Volume 4 number 3 (10)

Original research

AI-ENABLED FINTECH SERVICE FEATURES AND BEHAVIORAL INTENTION TO USE ONLINE PAYMENT SERVICES: THE MEDIATING ROLE OF CONSUMER TRUST AND THE MODERATING ROLE OF BLOCKCHAIN TRANSPARENCY

Pages 337-350

DOI 10.61552/JEMIT.2026.03.010

ORCID Thaingar Aung Soe, ORCID Arkar Htet, Yu Thwe


Abstract This study examines the relationships between AI-enabled FinTech service features and consumers’ behavioral intention to use online payment services. It further investigates the mediating role of consumer trust and the moderating role of blockchain transparency in the first stage of the trust-formation process. Approach/Design/Methodology: A quantitative cross-sectional survey design was employed, and 500 valid responses were obtained through structured questionnaires. The proposed model included AI-enabled personalization, machine-learning risk assessment, AI-enabled customer service quality, online payment convenience, and payment protection security as independent variables. Consumer trust was positioned as the mediator, blockchain transparency as the moderator, and behavioral intention to use online payment services as the dependent variable. SPSS and AMOS were used to conduct descriptive analysis, data screening, reliability testing, confirmatory factor analysis, structural equation modeling, mediation analysis, first-stage moderation analysis, and moderated mediation analysis. The results confirmed acceptable reliability, convergent validity, and construct validity. The structural equation model demonstrated good model fit (CMIN/DF = 1.116; CFI = .991; RMSEA = .015). The findings indicate that AI-enabled FinTech service features were positively associated with consumer trust and behavioral intention to use online payment services, while the direct path from blockchain transparency to behavioral intention was not statistically significant. Consumer trust partially mediated the relationships between AI-enabled FinTech service features and behavioral intention.
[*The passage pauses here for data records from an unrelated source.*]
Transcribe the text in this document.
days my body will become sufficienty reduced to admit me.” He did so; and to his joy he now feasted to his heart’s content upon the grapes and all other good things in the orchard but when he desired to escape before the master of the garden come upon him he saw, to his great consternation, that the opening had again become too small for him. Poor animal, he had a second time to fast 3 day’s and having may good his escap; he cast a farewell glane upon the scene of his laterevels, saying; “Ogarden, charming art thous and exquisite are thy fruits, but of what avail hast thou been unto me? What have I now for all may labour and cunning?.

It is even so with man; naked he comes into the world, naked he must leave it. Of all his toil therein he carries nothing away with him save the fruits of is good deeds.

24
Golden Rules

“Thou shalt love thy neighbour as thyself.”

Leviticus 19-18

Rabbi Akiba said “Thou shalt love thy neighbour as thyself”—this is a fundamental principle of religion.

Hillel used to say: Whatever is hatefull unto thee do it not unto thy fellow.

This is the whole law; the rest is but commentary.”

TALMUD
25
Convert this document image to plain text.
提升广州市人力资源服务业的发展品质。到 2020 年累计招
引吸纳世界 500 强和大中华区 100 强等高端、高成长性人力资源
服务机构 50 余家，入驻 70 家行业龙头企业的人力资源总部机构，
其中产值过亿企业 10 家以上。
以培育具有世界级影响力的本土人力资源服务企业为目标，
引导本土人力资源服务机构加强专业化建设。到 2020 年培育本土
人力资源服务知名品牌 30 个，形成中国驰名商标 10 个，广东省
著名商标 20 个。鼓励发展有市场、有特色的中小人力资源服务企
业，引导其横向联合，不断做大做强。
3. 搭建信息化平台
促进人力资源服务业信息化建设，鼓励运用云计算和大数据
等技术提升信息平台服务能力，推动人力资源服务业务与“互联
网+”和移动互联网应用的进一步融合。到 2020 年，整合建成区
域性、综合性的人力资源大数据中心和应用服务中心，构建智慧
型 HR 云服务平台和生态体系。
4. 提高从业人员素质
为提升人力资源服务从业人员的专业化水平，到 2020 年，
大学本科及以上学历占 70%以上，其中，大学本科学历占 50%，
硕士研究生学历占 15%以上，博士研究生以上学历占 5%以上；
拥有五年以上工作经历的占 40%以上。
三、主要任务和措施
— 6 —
The study provides empirical evidence on how consumer trust explains the relationship between perceived AI-enabled service features and behavioral intention to use online payment services, and how blockchain transparency strengthens the trust-formation process.

Keywords: Artificial Intelligence, AI-enabled FinTech Services, Online Payment Services, Consumer Trust, blockchain transparency, Behavioral Intention.

Recieved: 18.04.2026. Revised: 03.06.2026. Accepted: 01.07.2026.